China demands U.S. 'live within its means'

By David Pierson
Chinese investor reacts as world markets tumble

China, the largest foreign holder of U.S. federal debt, blamed "short-sighted political wrangling in Washington" for creating the current financial morass that now threatens to undermine the global economy.

"China, the largest creditor of the world's sole superpower, has every right now to demand the United States to address its structural debt problems and ensure the safety of China's dollar assets," the commentary said.

"If no substantial cuts were made to the U.S. gigantic military expenditure and bloated social welfare costs, the downgrade would prove to be only a prelude to more devastating credit rating cuts, which will further roil the global financial markets all along the way," it continued.

China has regularly voiced concern about its dollar investments, most recently Wednesday when the governor of the country's central bank urged the U.S. to avoid a default and cut its deficit.

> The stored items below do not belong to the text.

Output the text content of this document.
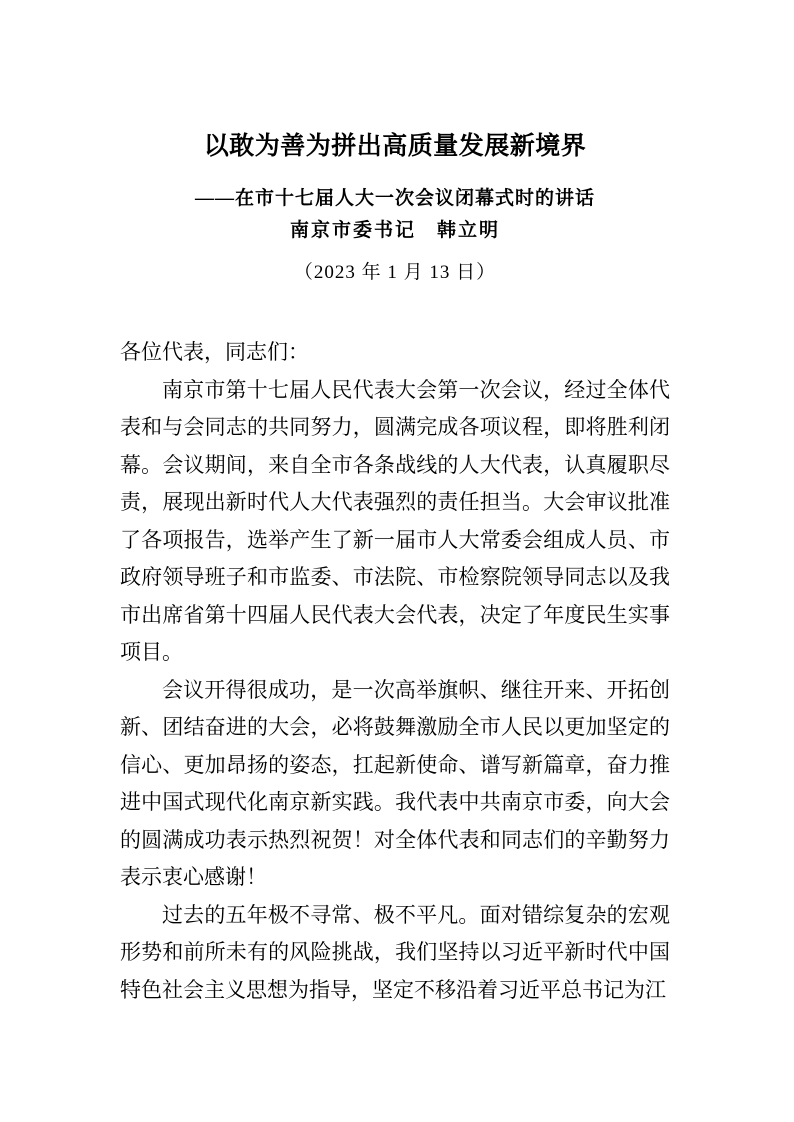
以敢为善为拼出高质量发展新境界
——在市十七届人大一次会议闭幕式时的讲话
南京市委书记　韩立明
（2023 年 1 月 13 日）

各位代表，同志们：

南京市第十七届人民代表大会第一次会议，经过全体代表和与会同志的共同努力，圆满完成各项议程，即将胜利闭幕。会议期间，来自全市各条战线的人大代表，认真履职尽责，展现出新时代人大代表强烈的责任担当。大会审议批准了各项报告，选举产生了新一届市人大常委会组成人员、市政府领导班子和市监委、市法院、市检察院领导同志以及我市出席省第十四届人民代表大会代表，决定了年度民生实事项目。

会议开得很成功，是一次高举旗帜、继往开来、开拓创新、团结奋进的大会，必将鼓舞激励全市人民以更加坚定的信心、更加昂扬的姿态，扛起新使命、谱写新篇章，奋力推进中国式现代化南京新实践。我代表中共南京市委，向大会的圆满成功表示热烈祝贺！对全体代表和同志们的辛勤努力表示衷心感谢！

过去的五年极不寻常、极不平凡。面对错综复杂的宏观形势和前所未有的风险挑战，我们坚持以习近平新时代中国特色社会主义思想为指导，坚定不移沿着习近平总书记为江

In addition to holding about $1.2 trillion in treasuries, an estimated two-thirds of China's $3.2 trillion in foreign exchange reserves is estimated to be in dollars.

Standard & Poor's downgrading was the first in U.S. history and echoed downgrades issued by a little-known Chinese credit rating agency that has been dismissed by some China watchers as politically motivated.

The Dagong Global Credit Rating Co. twice lowered its rating for the U.S., most recently Wednesday when it said defects in the U.S. political structure stood in the way of solving the country's debt problems.

"Dagong Global, a fledgling Chinese rating agency, degraded the U.S. treasury bonds late last year, yet its move was met then with a sense of arrogance and cynicism from some Western commentators" the New China News Agency's Saturday editorial said. "Now S&P has proved what its Chinese counterpart has done is nothing but telling the global investors the ugly truth."

Jin Canrong, dean of international relations at China's Renmin University, said Beijing is especially fearful of another global recession because leaders have exhausted stimulus measures to blunt the effects of the 2008 financial crisis.

"A second recession would be a nightmare for China," Jin said.

Massive credit expansion since 2008 has led to the country's highest rate of inflation in three years -- fueling a national property bubble and potentially sowing the seeds of social instability.

China's heavy reliance on U.S. debt and the dollar is largely self-induced because of its decision to shun market forces and control the value of its currency to keep Chinese exports competitively cheap.

China's central bank must jettison trillions of incoming foreign exchange to ensure the yuan remains low. For the most part, U.S. treasuries represent the only destination large enough to accommodate China's holdings. Officials have periodically pledged to diversify China's reserves, but few alternatives exist.